DERRY — A dumpster rental company looking expand on Ashleigh Drive has been hauled out of town following a New Hampshire Supreme Court decision.
After years of meetings with local zoning and planning officials, the high court issued an opinion Tuesday against Accurate Transportation, which operates under the name Dumpster Depot.
The court found an abutter had the right to file an appeal with the Zoning Board of Appeals against Dumpster Depot. The date of the appeal and the 20-day time limit to file such appeal was the issue in front of the high court.
Dumpster Depot had many challengers, including Planning Board member and Republican Rep. John O'Connor.
He filed an appeal with the Zoning Board of Adjustment, arguing the town's code enforcement officer had erred by determining Dumpster Depot fell under the permitted use as a "contractor's yard" according to the Supreme Court order.
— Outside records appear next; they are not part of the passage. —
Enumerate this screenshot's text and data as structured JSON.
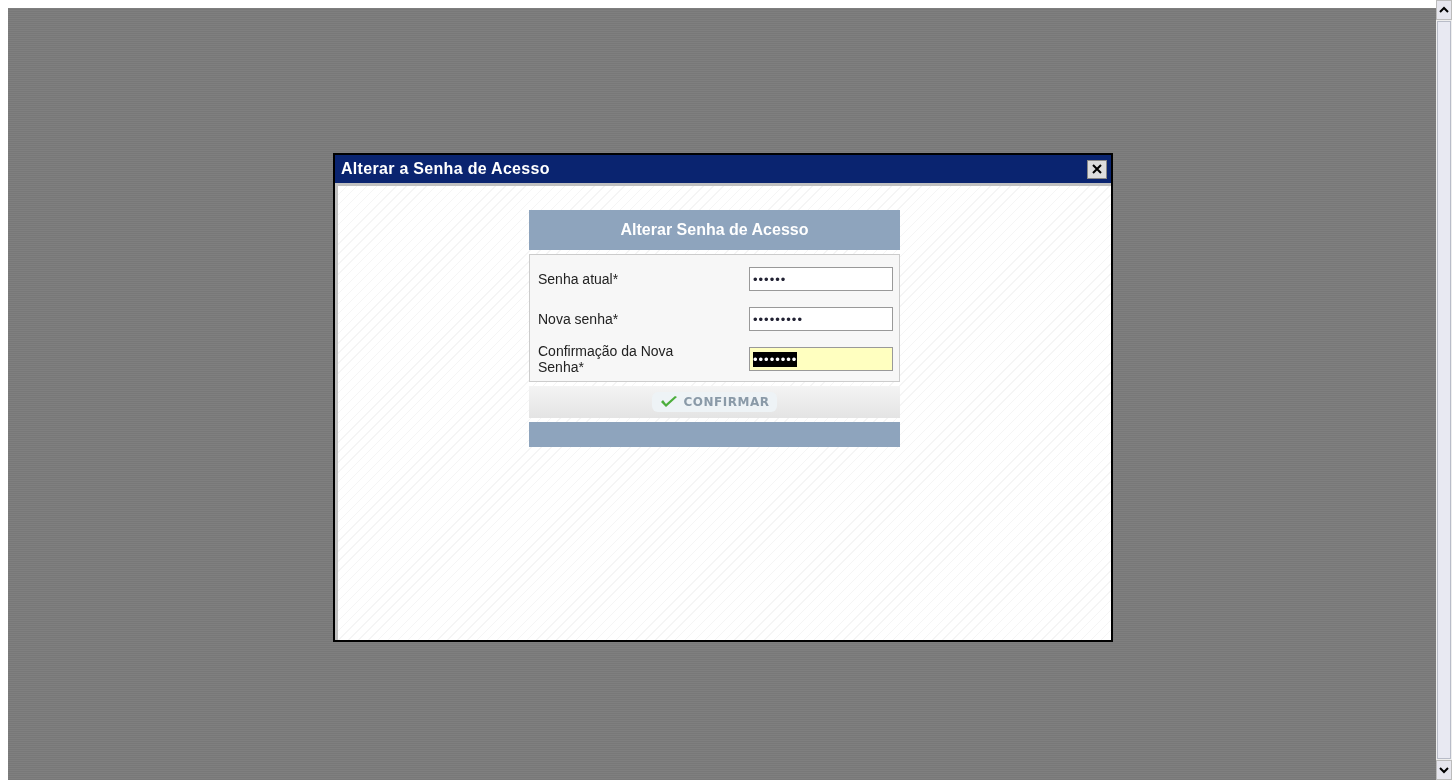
{
  "dialog": {
    "title": "Alterar a Senha de Acesso"
  },
  "form": {
    "heading": "Alterar Senha de Acesso",
    "fields": [
      {
        "label": "Senha atual*",
        "value": "••••••",
        "focused": false
      },
      {
        "label": "Nova senha*",
        "value": "•••••••••",
        "focused": false
      },
      {
        "label": "Confirmação da Nova Senha*",
        "value": "••••••••",
        "focused": true
      }
    ],
    "button": "CONFIRMAR"
  }
}
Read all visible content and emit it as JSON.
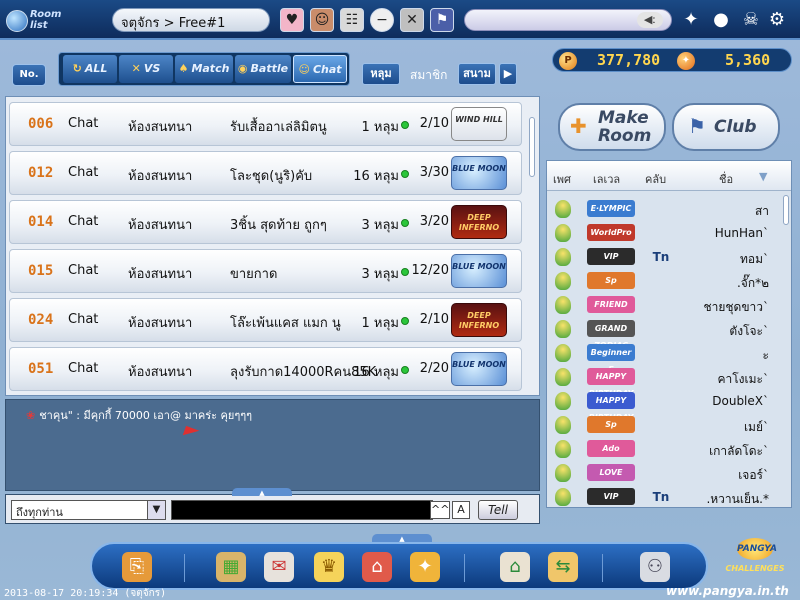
{
  "header": {
    "roomlist_label": "Room\nlist",
    "breadcrumb": "จตุจักร > Free#1",
    "chat_placeholder": ""
  },
  "filters": {
    "no_label": "No.",
    "tabs": [
      {
        "label": "ALL",
        "icon": "refresh-icon"
      },
      {
        "label": "VS",
        "icon": "vs-icon"
      },
      {
        "label": "Match",
        "icon": "match-icon"
      },
      {
        "label": "Battle",
        "icon": "battle-icon"
      },
      {
        "label": "Chat",
        "icon": "chat-icon",
        "selected": true
      }
    ],
    "hole_label": "หลุม",
    "member_label": "สมาชิก",
    "course_label": "สนาม"
  },
  "currency": {
    "pang": "377,780",
    "cookie": "5,360"
  },
  "rooms": [
    {
      "num": "006",
      "type": "Chat",
      "mode": "ห้องสนทนา",
      "title": "รับเสื้ออาเล่ลิมิตนู",
      "holes": "1 หลุม",
      "players": "2/10",
      "course": "WIND HILL"
    },
    {
      "num": "012",
      "type": "Chat",
      "mode": "ห้องสนทนา",
      "title": "โละชุด(นูริ)คับ",
      "holes": "16 หลุม",
      "players": "3/30",
      "course": "BLUE MOON"
    },
    {
      "num": "014",
      "type": "Chat",
      "mode": "ห้องสนทนา",
      "title": "3ชิ้น สุดท้าย ถูกๆ",
      "holes": "3 หลุม",
      "players": "3/20",
      "course": "DEEP INFERNO"
    },
    {
      "num": "015",
      "type": "Chat",
      "mode": "ห้องสนทนา",
      "title": "ขายกาด",
      "holes": "3 หลุม",
      "players": "12/20",
      "course": "BLUE MOON"
    },
    {
      "num": "024",
      "type": "Chat",
      "mode": "ห้องสนทนา",
      "title": "โล๊ะเพ้นแคส แมก นู",
      "holes": "1 หลุม",
      "players": "2/10",
      "course": "DEEP INFERNO"
    },
    {
      "num": "051",
      "type": "Chat",
      "mode": "ห้องสนทนา",
      "title": "ลุงรับกาด14000Rคน85K",
      "holes": "16 หลุม",
      "players": "2/20",
      "course": "BLUE MOON"
    }
  ],
  "chat": {
    "message": "ชาคุน\" : มีคุกกี้ 70000 เอา@ มาคร่ะ คุยๆๆๆ",
    "target": "ถึงทุกท่าน",
    "caret_label": "^^",
    "a_label": "A",
    "tell_label": "Tell"
  },
  "right": {
    "make_room": "Make\nRoom",
    "club": "Club",
    "headers": {
      "sex": "เพศ",
      "level": "เลเวล",
      "club": "คลับ",
      "name": "ชื่อ"
    }
  },
  "users": [
    {
      "level": "E·LYMPIC",
      "club": "",
      "name": "สา"
    },
    {
      "level": "WorldPro",
      "club": "",
      "name": "HunHan`"
    },
    {
      "level": "VIP",
      "club": "Tn",
      "name": "ทอม`"
    },
    {
      "level": "Sp",
      "club": "",
      "name": ".จั๊ก*๒"
    },
    {
      "level": "FRIEND",
      "club": "",
      "name": "ชายชุดขาว`"
    },
    {
      "level": "GRAND ZODIAC",
      "club": "",
      "name": "ตังโจะ`"
    },
    {
      "level": "Beginner E",
      "club": "",
      "name": "ะ"
    },
    {
      "level": "HAPPY BIRTHDAY",
      "club": "",
      "name": "คาโงเมะ`"
    },
    {
      "level": "HAPPY BIRTHDAY",
      "club": "",
      "name": "DoubleX`"
    },
    {
      "level": "Sp",
      "club": "",
      "name": "เมย์`"
    },
    {
      "level": "Ado",
      "club": "",
      "name": "เกาลัดโดะ`"
    },
    {
      "level": "LOVE",
      "club": "",
      "name": "เจอร์`"
    },
    {
      "level": "VIP",
      "club": "Tn",
      "name": ".หวานเย็น.*"
    }
  ],
  "footer": {
    "timestamp": "2013-08-17 20:19:34 (จตุจักร)",
    "site": "www.pangya.in.th",
    "brand": "PANGYA",
    "brand_sub": "CHALLENGES"
  },
  "colors": {
    "accent": "#1e4f8e",
    "room_number": "#d9731a",
    "online_dot": "#2bc63a"
  }
}
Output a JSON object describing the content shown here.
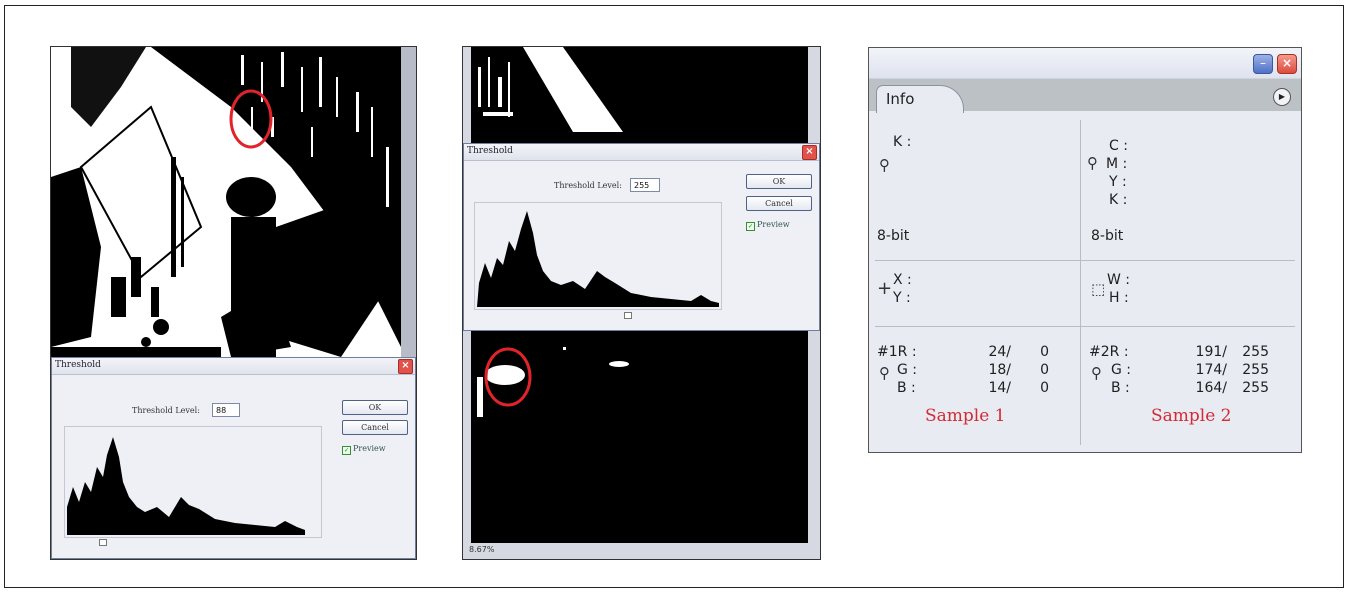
{
  "left_dialog": {
    "title": "Threshold",
    "level_label": "Threshold Level:",
    "level_value": "88",
    "ok_label": "OK",
    "cancel_label": "Cancel",
    "preview_label": "Preview",
    "preview_checked": true
  },
  "middle_dialog": {
    "title": "Threshold",
    "level_label": "Threshold Level:",
    "level_value": "255",
    "ok_label": "OK",
    "cancel_label": "Cancel",
    "preview_label": "Preview",
    "preview_checked": true
  },
  "middle_status": {
    "zoom": "8.67%"
  },
  "info_panel": {
    "tab": "Info",
    "left_top": {
      "k": "K :",
      "bitdepth": "8-bit"
    },
    "right_top": {
      "c": "C :",
      "m": "M :",
      "y": "Y :",
      "k": "K :",
      "bitdepth": "8-bit"
    },
    "xy": {
      "x": "X :",
      "y": "Y :"
    },
    "wh": {
      "w": "W :",
      "h": "H :"
    },
    "sample1": {
      "r_label": "#1R :",
      "g_label": "G :",
      "b_label": "B :",
      "r": "24/",
      "r2": "0",
      "g": "18/",
      "g2": "0",
      "b": "14/",
      "b2": "0",
      "caption": "Sample 1"
    },
    "sample2": {
      "r_label": "#2R :",
      "g_label": "G :",
      "b_label": "B :",
      "r": "191/",
      "r2": "255",
      "g": "174/",
      "g2": "255",
      "b": "164/",
      "b2": "255",
      "caption": "Sample 2"
    }
  },
  "colors": {
    "accent_red": "#d12b34",
    "panel_bg": "#e9ebf3"
  }
}
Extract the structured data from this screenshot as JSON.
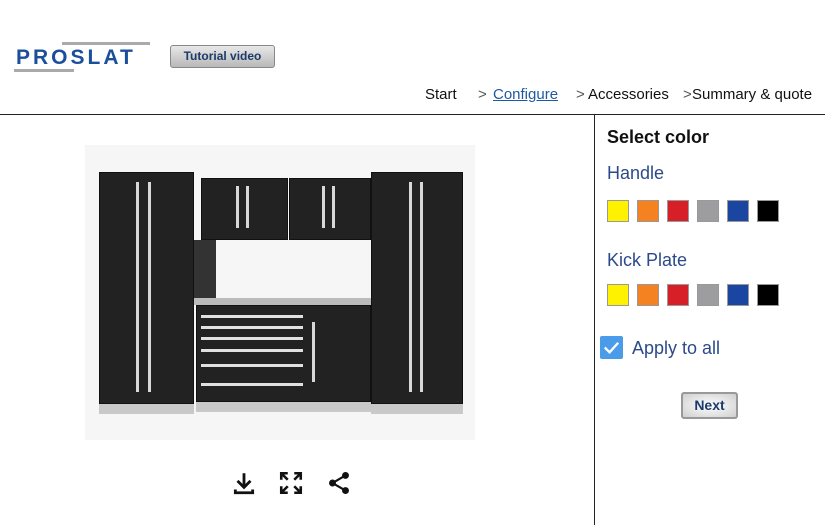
{
  "header": {
    "logo": "PROSLAT",
    "tutorial_label": "Tutorial video"
  },
  "nav": {
    "items": [
      "Start",
      "Configure",
      "Accessories",
      "Summary & quote"
    ],
    "separator": ">",
    "active": "Configure"
  },
  "panel": {
    "title": "Select color",
    "handle": {
      "label": "Handle",
      "colors": [
        "#fff200",
        "#f58220",
        "#d71f27",
        "#9d9d9f",
        "#1a45a0",
        "#000000"
      ]
    },
    "kick_plate": {
      "label": "Kick Plate",
      "colors": [
        "#fff200",
        "#f58220",
        "#d71f27",
        "#9d9d9f",
        "#1a45a0",
        "#000000"
      ]
    },
    "apply_all": {
      "label": "Apply to all",
      "checked": true
    },
    "next_label": "Next"
  },
  "toolbar": {
    "icons": [
      "download-icon",
      "fullscreen-icon",
      "share-icon"
    ]
  }
}
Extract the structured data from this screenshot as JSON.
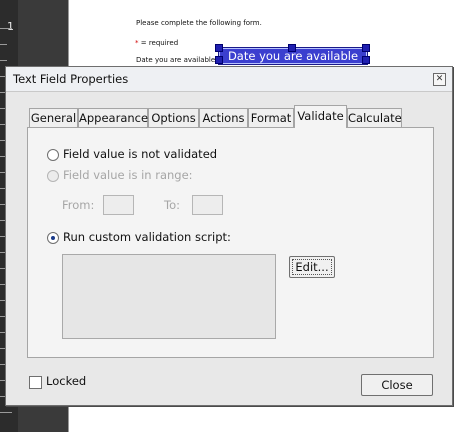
{
  "ruler": {
    "number": "1"
  },
  "document": {
    "instruction": "Please complete the following form.",
    "required_star": "*",
    "required_label": "= required",
    "field_label": "Date you are available:",
    "field_value": "Date you are available"
  },
  "dialog": {
    "title": "Text Field Properties",
    "tabs": [
      "General",
      "Appearance",
      "Options",
      "Actions",
      "Format",
      "Validate",
      "Calculate"
    ],
    "active_tab": "Validate",
    "validate": {
      "option_not_validated": "Field value is not validated",
      "option_in_range": "Field value is in range:",
      "from_label": "From:",
      "to_label": "To:",
      "from_value": "",
      "to_value": "",
      "option_custom_script": "Run custom validation script:",
      "selected_option": "custom",
      "script_text": "",
      "edit_button": "Edit..."
    },
    "locked_label": "Locked",
    "locked_checked": false,
    "close_button": "Close"
  },
  "colors": {
    "field_highlight": "#3b3fcf",
    "dialog_bg": "#e8e8e8",
    "panel_bg": "#f4f4f4",
    "disabled_text": "#a6a6a6"
  },
  "icons": {
    "dialog_close": "close-icon",
    "radio": "radio-button-icon"
  }
}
A Rockingham Superior Court judge sided with the business, deciding O'Connor's appeal wasn't filed within the time limit and he had no ability to bring his appeal forward.
Officials with Dumpster Depot unsuccessfully argued that the ZBA had no right to "convert" O'Connor's appeal to line up with concerns which were made within the 20-day time limit.
The high court's reversal of the superior court opinion brings an end to the controversial business for now.
One critic of the Dumpster rental company, Brenda Wilson, didn't have any trouble describing how she felt after learning about the court opinion.
"Vindicated," she said.
The Greenwich Road resident spoke about the ruling with some other abutters Tuesday morning, she said.
"We're all thrilled," Wilson said. "We knew we were right all along."
From the beginning, she said, the company changed its plans for its Dumpster site on Ashleigh Drive.
The company's efforts began in November 2012, when they submitted a site plan, according to the court opinion.
Efforts moved forward on June 19, 2013 when the Planning Board voted, 7-2, to accept jurisdiction over the application. On Aug. 21 the Planning Board approved the application with certain conditions, according to the high court opinion. The board issued a written decision one week later.
On Sept. 19, the abutter O'Connor filed the appeal with the ZBA, arguing Dumpster Depot should not be permitted in the industrial district on Ashleigh Drive.
Dumpster Depot officials later argued O'Connor's 20-day limit to file such an appeal began on June 19.
At first, the ZBA thought so too.
However, the ZBA converted O'Connor's appeal because there were some timely allegations tied to the Planning Board decision on Aug. 21.
Finally Nov. 7, 2013 the ZBA decided Dumpster Depot isn't permitted in the zoning district on Ashleigh Drive, meaning the Planning Board erred by approving the site plan that August, according to the court opinion.
Not all were pleased with the Supreme Court decision, or the ZBA decision.
"I think what just happened did a disservice to the town," Planning Board Chairman David Granese said Tuesday afternoon.
The town regulations are clear, he said, Dumpster Depot should have been allowed in town.
"By our zoning and regulations, that's an allowed use, we had to vote that in," he said.
He said Tuesday he stands by the Planning Board decisions approving Dumpster Depot's request. Hopefully, Granese said, the company finds a way to expand into Derry.
After failing to get another hearing in front of the ZBA, the Dumpster Depot case went to court.
Dumpster Depot argued the ZBA was not allowed to convert O'Connor's ZBA appeal to line up with the Planning Board's August 21 decision.
There's no state statute one way or the other if a zoning board wants to "convert" an appeal, according to the Supreme Court opinion.
The high court ruled the 20-day time limit for O'Connor's appeal started just after the Aug. 21 Planning Board decision, because that's when the board made a ruling on the zoning issue.
The lengthy process Dumpster Depot had to go through and the high court decision about dates and time limits sends the message the town isn't business friendly, Granese said.
"It's basically telling business owners 'We don't want you're business in Derry,'" Granese said.
Company officials did not return calls for comment.